July 21, 2008
Big Screen Kindle Aiming for $5.5 Billion Textbook Market
Sometime ago I wrote, "while the Kindle buzz has stimulated interest in the legal academy, the development model will not follow along the lines of Kindle" because the digital text-study aid functionality law schools students want is not gizmo-dependent and products are or can be expected to integrate their computer-based apps with online research services. The AspenStudyDesk is leading the way and, in Professional Reading: Is Open-Source the Future of eBook Legal Publishing?, I predicted that "Lexis and Thomson-West [will] join this market and dominate it eventually by allowing their eBooks to be customized and updated via their online research services. Hopefully, both will offer two options for their eBooks: (1) an word processing application that can be downloaded and (2) a web-based service that allows students to work collaboratively." See also our Beyond the Kindle Hype LLB post, and Law School Innovation posts: Kindle won't catch fire in law schools and Advances in Book-Hauling Technologies.
Of course, before any of this can happen, legal publishers like Thomson-West, LexisNexis and Aspen, have to start offering eBook editions of all the titles in their law school catalogs first. Not yet happening but may be forthcoming now. I might have to eat my e-words about the development model not being Kindled because a new large-display Kindle model, reported to be "shaped like an 8 1/2 x 11-inch piece of paper," may become available next year. See CrunchGear and TechCrunch posts. It is highly unlikely that digital text-study aid functionality identified above will be incorporated into the new Kindle model so the sheer market presence of Amazon may prove once again that bad technology will trump consumer needs.
It's clear that that Amazon is targeting the $5.5 billion textbook market with it's new big screen Kindle. This can't be a good development if legal publishers accept Amazon's Kindle Terms of Service agreement, [Everyone Understands Jeff Bezos (Amazon's Kindle Terms of Service Agreement)], and distribute their e-titles using Kindle's proprietary and user-unfriendly document creation code.

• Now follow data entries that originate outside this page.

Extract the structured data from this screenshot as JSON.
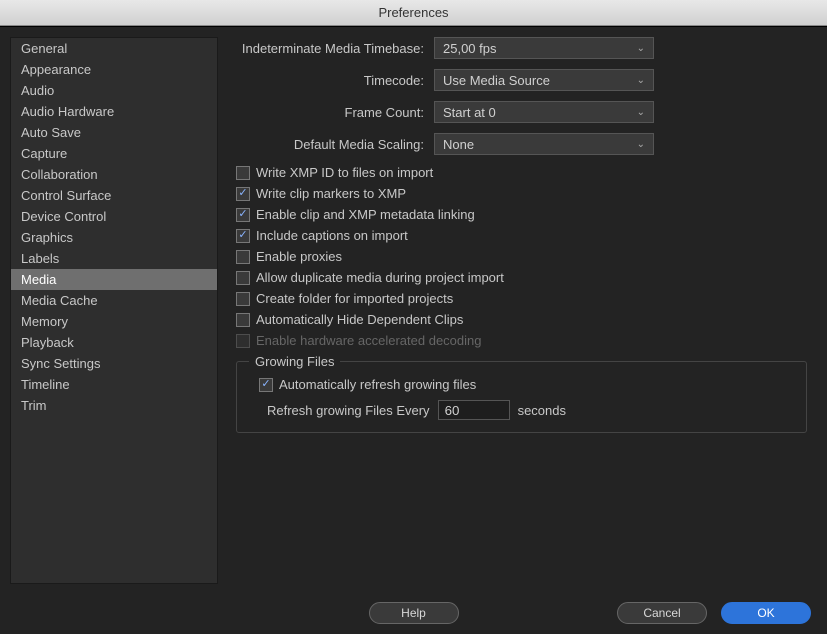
{
  "window": {
    "title": "Preferences"
  },
  "sidebar": {
    "items": [
      "General",
      "Appearance",
      "Audio",
      "Audio Hardware",
      "Auto Save",
      "Capture",
      "Collaboration",
      "Control Surface",
      "Device Control",
      "Graphics",
      "Labels",
      "Media",
      "Media Cache",
      "Memory",
      "Playback",
      "Sync Settings",
      "Timeline",
      "Trim"
    ],
    "selectedIndex": 11
  },
  "dropdowns": [
    {
      "label": "Indeterminate Media Timebase:",
      "value": "25,00 fps"
    },
    {
      "label": "Timecode:",
      "value": "Use Media Source"
    },
    {
      "label": "Frame Count:",
      "value": "Start at 0"
    },
    {
      "label": "Default Media Scaling:",
      "value": "None"
    }
  ],
  "checkboxes": [
    {
      "label": "Write XMP ID to files on import",
      "checked": false,
      "disabled": false
    },
    {
      "label": "Write clip markers to XMP",
      "checked": true,
      "disabled": false
    },
    {
      "label": "Enable clip and XMP metadata linking",
      "checked": true,
      "disabled": false
    },
    {
      "label": "Include captions on import",
      "checked": true,
      "disabled": false
    },
    {
      "label": "Enable proxies",
      "checked": false,
      "disabled": false
    },
    {
      "label": "Allow duplicate media during project import",
      "checked": false,
      "disabled": false
    },
    {
      "label": "Create folder for imported projects",
      "checked": false,
      "disabled": false
    },
    {
      "label": "Automatically Hide Dependent Clips",
      "checked": false,
      "disabled": false
    },
    {
      "label": "Enable hardware accelerated decoding",
      "checked": false,
      "disabled": true
    }
  ],
  "group": {
    "legend": "Growing Files",
    "auto": {
      "label": "Automatically refresh growing files",
      "checked": true
    },
    "interval": {
      "prefix": "Refresh growing Files Every",
      "value": "60",
      "suffix": "seconds"
    }
  },
  "buttons": {
    "help": "Help",
    "cancel": "Cancel",
    "ok": "OK"
  }
}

Who needs a Kindle? [video parody] Law students may not have a choice if they want e-text editions of their casebooks, treatises and study guides. In E-Textbooks — for Real This Time?, Inside Higher Ed observed that "It’s the central paradox of 21st-century college students: Despite embracing radically new ways of communicating with each other and learning about the world, they still remain wedded to the old-fashioned, paper-bound textbook." Even more true for law school students considering that legal publishers embraced full-text e-publishing long before most other publishers. (Ever try to obtain digital versions of print titles from legal publishers for students with disabilities?)
Stay tuned. Meanwhile, news about the big screen Kindle is generating asinine commentary like the following blog post: "And why aren’t University libraries being set up around Kindle technology? Why keep all those crazy books? Set up a server in a basement somewhere, create some sort of library checkout licensing scheme (Amazon would administer this), and voila! Everything is computerized." [JH]
TrackBack URL for this entry:
Listed below are links to weblogs that reference Big Screen Kindle Aiming for $5.5 Billion Textbook Market:
» Kindle DX to be launched Wednesday from JUST IN CASE: The blog of The Judge Ben C. Green Law Library
Law Librarian blog PC World WSJ textbook trials expected in selected subject areas (e.g. Chemistry) at CWRU and several other... [Read More]
Tracked on May 5, 2009 1:29:47 PM
Oh, the Kindle 2 is out, and I really like the "listen" to book thing.
Posted by: Kindle 2.0 | Feb 16, 2009 1:24:11 AM
I heard that the Kindle 2 was coming out on Feb 9, 2009. I'm probably going to get a Kindle but I'll wait till then and see if the new one comes out or not.
Posted by: Kindle 2 | Feb 5, 2009 8:09:49 AM
I haven't seen this latest Kindle but is it better than the Irex offering, "iLiad" ? I ask because I bought one of these last month and so far only minor drawbacks. Either way the legal publishers' interest is going to be key and I don't see them converted to the technology yet! Perhaps the entry of non-lawyers into the field will give them the needed push?